|Department of Engineering|
|University of Cambridge > Engineering Department > Machine Intelligence Lab|
2D AND 3D ELASTICITY IMAGING USING FREEHAND ULTRASOUND
Joel E. Lindop.
Medical imaging is vital to modern clinical practice, enabling clinicians to examine tissues inside the human body non-invasively. Its value depends on accuracy, resolution, and the imaged property (e.g., density). Various new scanning techniques are aimed at producing elasticity images related to mechanical properties (e.g., stiffness) to which conventional forms of ultrasound, X-ray and magnetic resonance imaging are insensitive.
Elastography, palpography or strain imaging has been under development for almost two decades. Elasticity images are produced by estimating and analysing quasistatic deformations that occur between the acquisition of multiple ultrasound images. Likely applications include improved diagnosis of breast cancer (which often presents as a stiff lump), but the technique can be unreliable and difficult to perform. Practical imaging is based on freehand scanning, i.e., the ultrasound probe is moved manually over the surface of the tissue. This requires that elasticity images are calculated fast to provide a live display, and the images need to present meaningful elasticity data despite the poorly controlled properties of the deformations.
This thesis presents technical developments towards clinically practical elasticity imaging. First, deformation estimation is examined to devise algorithms that are both computationally efficient and accurate. Second, the entire image formation process is considered, providing strain data accompanied by indications of accuracy, which are then appropriately scaled and displayed in elasticity images representing the value and reliability of elasticity data.

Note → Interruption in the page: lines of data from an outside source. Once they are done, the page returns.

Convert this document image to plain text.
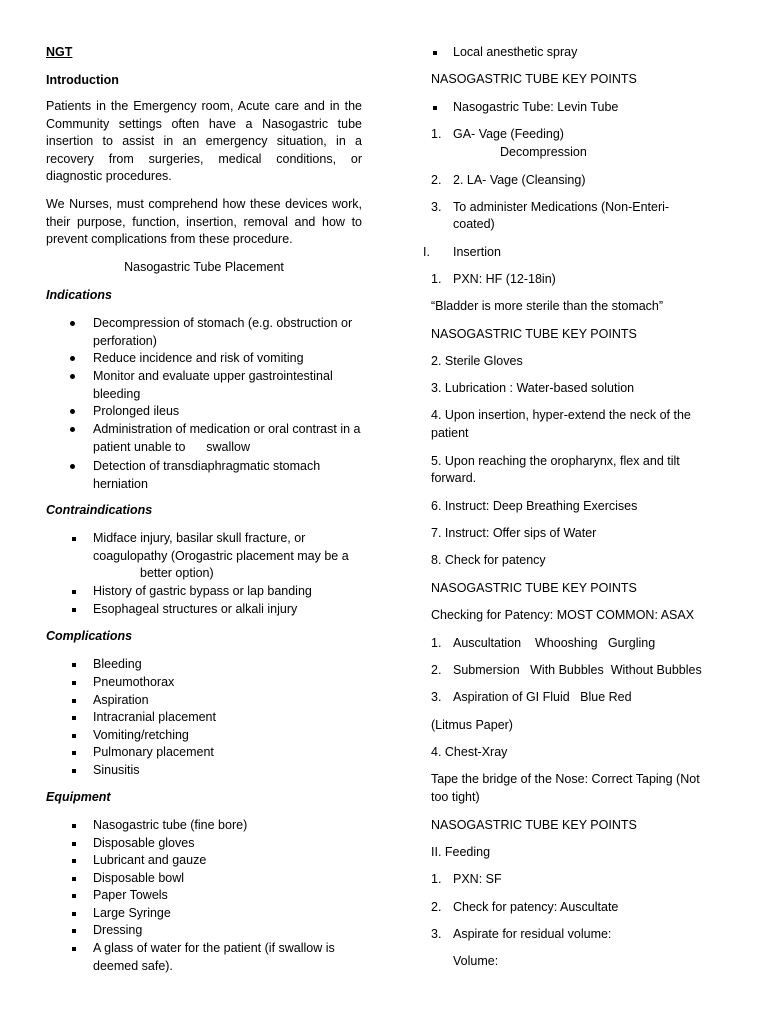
NGT
Introduction
Patients in the Emergency room, Acute care and in the Community settings often have a Nasogastric tube insertion to assist in an emergency situation, in a recovery from surgeries, medical conditions, or diagnostic procedures.
We Nurses, must comprehend how these devices work, their purpose, function, insertion, removal and how to prevent complications from these procedure.
Nasogastric Tube Placement
Indications
Decompression of stomach (e.g. obstruction or perforation)
Reduce incidence and risk of vomiting
Monitor and evaluate upper gastrointestinal bleeding
Prolonged ileus
Administration of medication or oral contrast in a patient unable to      swallow
Detection of transdiaphragmatic stomach herniation
Contraindications
Midface injury, basilar skull fracture, or coagulopathy (Orogastric placement may be a
better option)
History of gastric bypass or lap banding
Esophageal structures or alkali injury
Complications
Bleeding
Pneumothorax
Aspiration
Intracranial placement
Vomiting/retching
Pulmonary placement
Sinusitis
Equipment
Nasogastric tube (fine bore)
Disposable gloves
Lubricant and gauze
Disposable bowl
Paper Towels
Large Syringe
Dressing
A glass of water for the patient (if swallow is deemed safe).
Local anesthetic spray
NASOGASTRIC TUBE KEY POINTS
Nasogastric Tube: Levin Tube
1. GA- Vage (Feeding)
Decompression
2. 2. LA- Vage (Cleansing)
3. To administer Medications (Non-Enteri-
coated)
I. Insertion
1. PXN: HF (12-18in)
“Bladder is more sterile than the stomach”
NASOGASTRIC TUBE KEY POINTS
2. Sterile Gloves
3. Lubrication : Water-based solution
4. Upon insertion, hyper-extend the neck of the
patient
5. Upon reaching the oropharynx, flex and tilt
forward.
6. Instruct: Deep Breathing Exercises
7. Instruct: Offer sips of Water
8. Check for patency
NASOGASTRIC TUBE KEY POINTS
Checking for Patency: MOST COMMON: ASAX
1. Auscultation    Whooshing   Gurgling
2. Submersion   With Bubbles  Without Bubbles
3. Aspiration of GI Fluid   Blue Red
(Litmus Paper)
4. Chest-Xray
Tape the bridge of the Nose: Correct Taping (Not
too tight)
NASOGASTRIC TUBE KEY POINTS
II. Feeding
1. PXN: SF
2. Check for patency: Auscultate
3. Aspirate for residual volume:
Volume:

Displacements are estimated by matching windows of radio-frequency data between pre- and post-deformation ultrasound frames. Robust tracking ensures that displacement estimates can be found by searching over small ranges without introducing large errors, location estimation corrects a well-known amplitude modulation artefact, and a ``weighted phase separation'' framework illuminates the scope for optimising the speed and accuracy of deformation estimators.
Strain estimates derived from each estimated deformation provide a form of elasticity image. A method is devised for predicting the accuracy of each strain estimate, which is first applied for dynamic resolution selection: parameters are automatically modulated to produce images with fixed precision at variable resolution. This indicates the scope for using accuracy indicators, which are applied to greater practical advantage in an interface concept: Nonuniform normalisation of strain data leads to ``pseudo-strain'' images. Values from multiple images are blended adaptively to produce a final display that is reliable, while indicating the level of uncertainty where data are less accurate.
This has made it possible to produce good 2D and 3D elasticity images by freehand scanning. Indeed, a clinical trial has recently been set up to evaluate the utility of this system in various clinical scenarios.